The 15th anniversary of the 9/11 terror attacks underscored the key oversight role and growing stature of Rep. Devin Nunes, R-Visalia, the first San Joaquin Valley lawmaker to chair the House intelligence panel.
Spies brief him. Multi-billion dollar black budgets await him. Television producers invite him to assess the current terrorism threat situation as he did Sunday on the CBS show, “Face the Nation.”
“I think we’re even worse today,” Nunes said, comparing the situation to last year. “I think the threat level is even higher.”
Chairman of what’s formally called the House Permanent Select Committee on Intelligence since January 2015, Nunes appeared Sunday on the same show as CIA Director John Brennan.
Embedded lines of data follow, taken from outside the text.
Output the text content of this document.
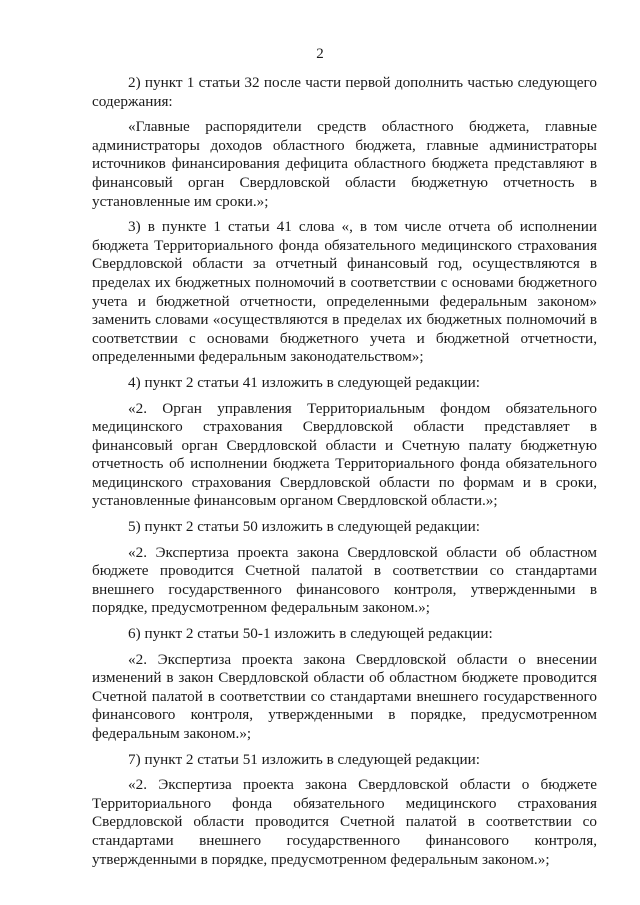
2

2) пункт 1 статьи 32 после части первой дополнить частью следующего содержания:

«Главные распорядители средств областного бюджета, главные администраторы доходов областного бюджета, главные администраторы источников финансирования дефицита областного бюджета представляют в финансовый орган Свердловской области бюджетную отчетность в установленные им сроки.»;

3) в пункте 1 статьи 41 слова «, в том числе отчета об исполнении бюджета Территориального фонда обязательного медицинского страхования Свердловской области за отчетный финансовый год, осуществляются в пределах их бюджетных полномочий в соответствии с основами бюджетного учета и бюджетной отчетности, определенными федеральным законом» заменить словами «осуществляются в пределах их бюджетных полномочий в соответствии с основами бюджетного учета и бюджетной отчетности, определенными федеральным законодательством»;

4) пункт 2 статьи 41 изложить в следующей редакции:

«2. Орган управления Территориальным фондом обязательного медицинского страхования Свердловской области представляет в финансовый орган Свердловской области и Счетную палату бюджетную отчетность об исполнении бюджета Территориального фонда обязательного медицинского страхования Свердловской области по формам и в сроки, установленные финансовым органом Свердловской области.»;

5) пункт 2 статьи 50 изложить в следующей редакции:

«2. Экспертиза проекта закона Свердловской области об областном бюджете проводится Счетной палатой в соответствии со стандартами внешнего государственного финансового контроля, утвержденными в порядке, предусмотренном федеральным законом.»;

6) пункт 2 статьи 50-1 изложить в следующей редакции:

«2. Экспертиза проекта закона Свердловской области о внесении изменений в закон Свердловской области об областном бюджете проводится Счетной палатой в соответствии со стандартами внешнего государственного финансового контроля, утвержденными в порядке, предусмотренном федеральным законом.»;

7) пункт 2 статьи 51 изложить в следующей редакции:

«2. Экспертиза проекта закона Свердловской области о бюджете Территориального фонда обязательного медицинского страхования Свердловской области проводится Счетной палатой в соответствии со стандартами внешнего государственного финансового контроля, утвержденными в порядке, предусмотренном федеральным законом.»;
Both men now share certain secrets, though they took very different paths to their current positions.
Brennan is a 60-year-old career intelligence officer, who ingratiated himself to President Barack Obama while serving as his White House counter-terrorism adviser. Nunes is a 42-year-old lawmaker with an agricultural background, who frequently criticizes Obama on everything from California water policy to national security.
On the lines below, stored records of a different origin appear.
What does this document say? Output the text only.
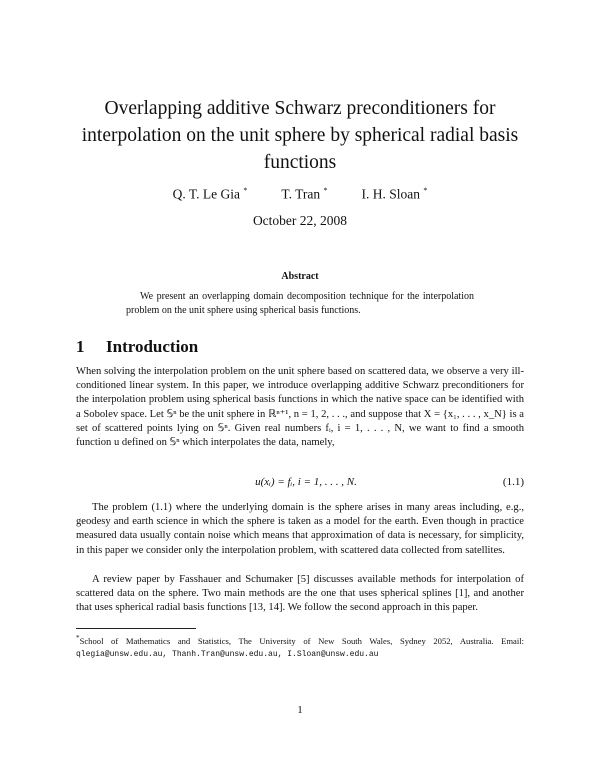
Overlapping additive Schwarz preconditioners for interpolation on the unit sphere by spherical radial basis functions
Q. T. Le Gia *	T. Tran *	I. H. Sloan *
October 22, 2008
Abstract
We present an overlapping domain decomposition technique for the interpolation problem on the unit sphere using spherical basis functions.
1 Introduction
When solving the interpolation problem on the unit sphere based on scattered data, we observe a very ill-conditioned linear system. In this paper, we introduce overlapping additive Schwarz preconditioners for the interpolation problem using spherical basis functions in which the native space can be identified with a Sobolev space. Let 𝕊ⁿ be the unit sphere in ℝⁿ⁺¹, n = 1, 2, . . ., and suppose that X = {x₁, . . . , x_N} is a set of scattered points lying on 𝕊ⁿ. Given real numbers fᵢ, i = 1, . . . , N, we want to find a smooth function u defined on 𝕊ⁿ which interpolates the data, namely,
u(xᵢ) = fᵢ, i = 1, . . . , N.	(1.1)
The problem (1.1) where the underlying domain is the sphere arises in many areas including, e.g., geodesy and earth science in which the sphere is taken as a model for the earth. Even though in practice measured data usually contain noise which means that approximation of data is necessary, for simplicity, in this paper we consider only the interpolation problem, with scattered data collected from satellites.
A review paper by Fasshauer and Schumaker [5] discusses available methods for interpolation of scattered data on the sphere. Two main methods are the one that uses spherical splines [1], and another that uses spherical radial basis functions [13, 14]. We follow the second approach in this paper.
*School of Mathematics and Statistics, The University of New South Wales, Sydney 2052, Australia. Email: qlegia@unsw.edu.au, Thanh.Tran@unsw.edu.au, I.Sloan@unsw.edu.au
1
“I’m concerned that we’re not paying close enough attention to the growth of radical Jihadism,” Nunes said Sunday, adding that “we just don’t know where these guys are hiding.”
The threat level is even higher, because the radical Islamic problem, whether it’s ISIS or al Qaida, continues to add followers. They’ve spread globally.
Rep. Devin Nunes, R-Visalia.
Brennan put a different spin on the post-9/11 picture.
“We’ve learned a lot (and) we’ve done a lot,” Brennan told moderator John Dickerson. “I believe today it’s much more difficult for these groups to carry out the type of attack they did 15 years ago.”
Brennan cited, in particular, actions undertaken “to make sure different parts of government are able to work better together and share information.” The in-depth study commonly known as the 9-11 Commission Report cited “bureaucratic rivalries” and lack of communication as among the problems that left the United States vulnerable to the Sept. 11, 2001 attacks in which hijackers flew airplanes into the Pentagon and two World Trade Center buildings.
At the time of the attacks, Nunes was serving as a trustee of the College of the Sequoias and eyeing his first House race. Brennan was serving as deputy executive director of the CIA. Neither was being invited on Sunday talk shows.
The D.C.-based Sunday talk shows, including “Face the Nation,” “Meet the Press” and “Fox News Sunday,” enable lawmakers and top officials to frame debates and boost their own visibility. In turn, high-stature guests such as Nunes and Brennan are considered a big “get” for the competing shows,
In addition to his four-and-a-half minute long “Face the Nation” appearance Sunday morning, Nunes appeared later on Bret Baier’s Fox News Channel show. He turned down one other Sunday talk show, and fielded several interview requests from reporters working on 9/11 anniversary stories.
The ranking Democrat on the House intelligence committee, Rep. Adam Schiff of Burbank, appears more often, offering his public assessment on various national security issues. Last year, Schiff cited his intelligence oversight responsibilities in ruling out a bid for the U.S. Senate now held by California’s retiring Democrat, Sen. Barbara Boxer.
Adding to California’s clout on intelligence matters, Schiff’s counterpart as senior Democrat on the Senate Select Committee on Intelligence is the state’s Sen. Dianne Feinstein, who formerly served as committee chair when Democrats controlled the Senate.
“We all understand the importance of our responsibilities, particularly with all that is going on in the world, and want to get things done,” Schiff said in an interview earlier this year.
Much of the work that includes writing an annual authorization bill for the $53 billion-a-year National Intellligence Progam takes place far from the television cameras, in closely protected committee rooms and on trips to far-away places. Last December, for instance, travel records show Nunes went overseas on intelligence committee business, though the destinations are identified only as Asia and Europe.
When the cameras appear, Nunes faces potentially loaded questions as he did Sunday, about Republican presidential candidate Donald Trump’s recent assertion that Russian President Vladimar Putin is a stronger leader than Obama.
“The refreshing thing about Donald Trump is that he’s a first-time candidate,” Nunes told Dickerson, “and first-time candidates, when they do interviews with folks like yourself, they can easily get tripped up.”
Nunes added that “we want to be friends with the Russians, the problem is that Putin just doesn’t seem to be a guy that we can trust.”